Law
Part-Time Worker Rights: Tribunal Confirms Discrimination Claims Must Prove Sole Cause
Employment Appeals Tribunal confirms that the less favourable treatment of part time workers must be the SOLE reason for the less favourable treatment in order to be successful as a claim under the Part-Time Workers (Prevention of Less Favourable Treatment) Regulations 2000
Mireku v London Underground Ltd [2005] EAT 57
Background
It is unlawful to treat a worker less favourably because of their status as part-time, as set out by the Part-Time Workers (Prevention of Less Favourable Treatment) Regulations 2000 (‘2000 Regulations’). The above case looked at the test for causation under this legislation and clarified what the correct factors for consideration were.
Mr Mireku had had his claim rejected by the Employment Tribunal, for less favourable treatment, contrary to the 2000 Regulations. This related to the cancellation of overtime – the Tribunal found that this had been cancelled for reasons that were unconnected to him being part-time. Mr Mireku’s subsequent appeal centred on the Tribunal applying the wrong causation test.
There had until this point been conflict in the authorities re. the causation test. In summary, one previous case had found that part-time status must be the sole reason for less favourable treatment whilst another suggested the status need only be an ‘effective and predominant cause’ of the treatment.
However, an earlier case, post-dating both of the above, analysed the conflicting authorities and found that whilst it may not have been the most preferable option, the court was bound by the ‘sole reason’ test.
Therefore, in the Mireku case, there was no clear reason to depart from these findings. Unless and until a higher court (this case was heard in the Employment Appeal Tribunal, the one it relied upon was heard in the Court of Appeal) chose to address the issues differently, the previous finding re. the test of causation should be followed.

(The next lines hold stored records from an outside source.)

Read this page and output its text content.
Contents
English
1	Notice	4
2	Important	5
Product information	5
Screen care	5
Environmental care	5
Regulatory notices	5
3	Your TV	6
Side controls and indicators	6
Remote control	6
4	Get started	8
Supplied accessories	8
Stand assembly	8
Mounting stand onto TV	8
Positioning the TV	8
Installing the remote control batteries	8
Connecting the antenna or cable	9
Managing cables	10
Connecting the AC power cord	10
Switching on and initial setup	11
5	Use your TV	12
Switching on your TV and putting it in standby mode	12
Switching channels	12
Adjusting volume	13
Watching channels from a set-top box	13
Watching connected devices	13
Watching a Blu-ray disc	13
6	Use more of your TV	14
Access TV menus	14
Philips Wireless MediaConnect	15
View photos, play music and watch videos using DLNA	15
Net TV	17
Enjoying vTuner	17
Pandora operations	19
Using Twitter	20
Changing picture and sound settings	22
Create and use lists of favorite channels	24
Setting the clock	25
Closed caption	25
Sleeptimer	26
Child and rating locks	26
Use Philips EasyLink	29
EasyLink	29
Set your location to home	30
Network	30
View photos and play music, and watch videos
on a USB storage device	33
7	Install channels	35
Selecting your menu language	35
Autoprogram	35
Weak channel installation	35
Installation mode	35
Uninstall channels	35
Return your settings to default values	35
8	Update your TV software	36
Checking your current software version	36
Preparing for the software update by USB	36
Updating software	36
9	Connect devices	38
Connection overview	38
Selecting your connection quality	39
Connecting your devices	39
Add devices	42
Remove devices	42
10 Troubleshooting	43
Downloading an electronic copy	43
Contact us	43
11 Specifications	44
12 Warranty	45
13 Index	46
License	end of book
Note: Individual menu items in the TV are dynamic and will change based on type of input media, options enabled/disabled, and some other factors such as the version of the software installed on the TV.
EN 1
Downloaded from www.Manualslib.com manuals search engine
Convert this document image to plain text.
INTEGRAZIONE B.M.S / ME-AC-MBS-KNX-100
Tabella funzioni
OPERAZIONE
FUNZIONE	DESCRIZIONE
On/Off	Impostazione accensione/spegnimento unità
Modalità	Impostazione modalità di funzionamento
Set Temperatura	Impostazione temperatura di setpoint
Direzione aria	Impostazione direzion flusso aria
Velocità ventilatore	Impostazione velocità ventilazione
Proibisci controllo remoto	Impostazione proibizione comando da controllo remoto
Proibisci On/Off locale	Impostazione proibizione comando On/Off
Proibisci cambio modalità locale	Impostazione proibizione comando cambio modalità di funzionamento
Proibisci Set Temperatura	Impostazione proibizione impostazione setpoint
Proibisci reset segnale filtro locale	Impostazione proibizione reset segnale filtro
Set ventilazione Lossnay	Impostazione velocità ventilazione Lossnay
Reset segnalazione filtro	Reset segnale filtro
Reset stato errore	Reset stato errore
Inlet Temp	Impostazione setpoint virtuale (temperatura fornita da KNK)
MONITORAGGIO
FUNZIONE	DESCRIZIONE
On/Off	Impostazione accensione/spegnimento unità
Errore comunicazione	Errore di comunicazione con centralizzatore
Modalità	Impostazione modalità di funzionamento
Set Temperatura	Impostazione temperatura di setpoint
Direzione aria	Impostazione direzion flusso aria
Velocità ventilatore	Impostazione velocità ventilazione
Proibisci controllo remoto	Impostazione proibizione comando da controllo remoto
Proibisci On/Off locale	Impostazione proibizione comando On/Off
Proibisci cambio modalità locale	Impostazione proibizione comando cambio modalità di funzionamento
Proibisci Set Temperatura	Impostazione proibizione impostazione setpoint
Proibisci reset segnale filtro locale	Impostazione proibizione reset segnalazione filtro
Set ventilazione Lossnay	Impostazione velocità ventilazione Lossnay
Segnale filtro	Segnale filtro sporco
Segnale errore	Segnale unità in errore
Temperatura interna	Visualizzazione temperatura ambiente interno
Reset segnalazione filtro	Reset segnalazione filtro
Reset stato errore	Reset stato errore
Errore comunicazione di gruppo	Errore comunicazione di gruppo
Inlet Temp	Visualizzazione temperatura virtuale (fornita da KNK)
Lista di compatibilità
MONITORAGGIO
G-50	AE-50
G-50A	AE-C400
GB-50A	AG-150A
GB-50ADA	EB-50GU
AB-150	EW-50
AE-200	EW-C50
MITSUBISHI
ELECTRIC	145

As an aside, the EAT found that Mr Mireku’s claim was bound to fail in any events as the comparator that he had relied on were not comparable full-time workers, which is contrary to the 2000 Regulations.
Comment
This case reinforces the importance of considering a claim correctly under the 2000 Regulations. It is unlawful to treat someone less favourably due to their part-time status, when compared to a suitable full-time comparator. These protections apply to several areas such as pay, leave, promotions and redundancy selection to name just a few.
Whilst Mr Mireku would have been unsuccessful in any event due to the specific facts of his case, the EAT have reiterated the test of causation that will be applied. With the part-time status needing to be the ‘sole’ reason for which someone is treated less favourably, this means that a Claimant will need to be able to demonstrate this key element when looking at a suitable comparator.
This case will continue to act as useful guidance unless and until, a more senior court interprets the legislative test differently.
Disclaimer
This article is not intended to constitute legal advice, which should be sought from an appropriately qualified individual.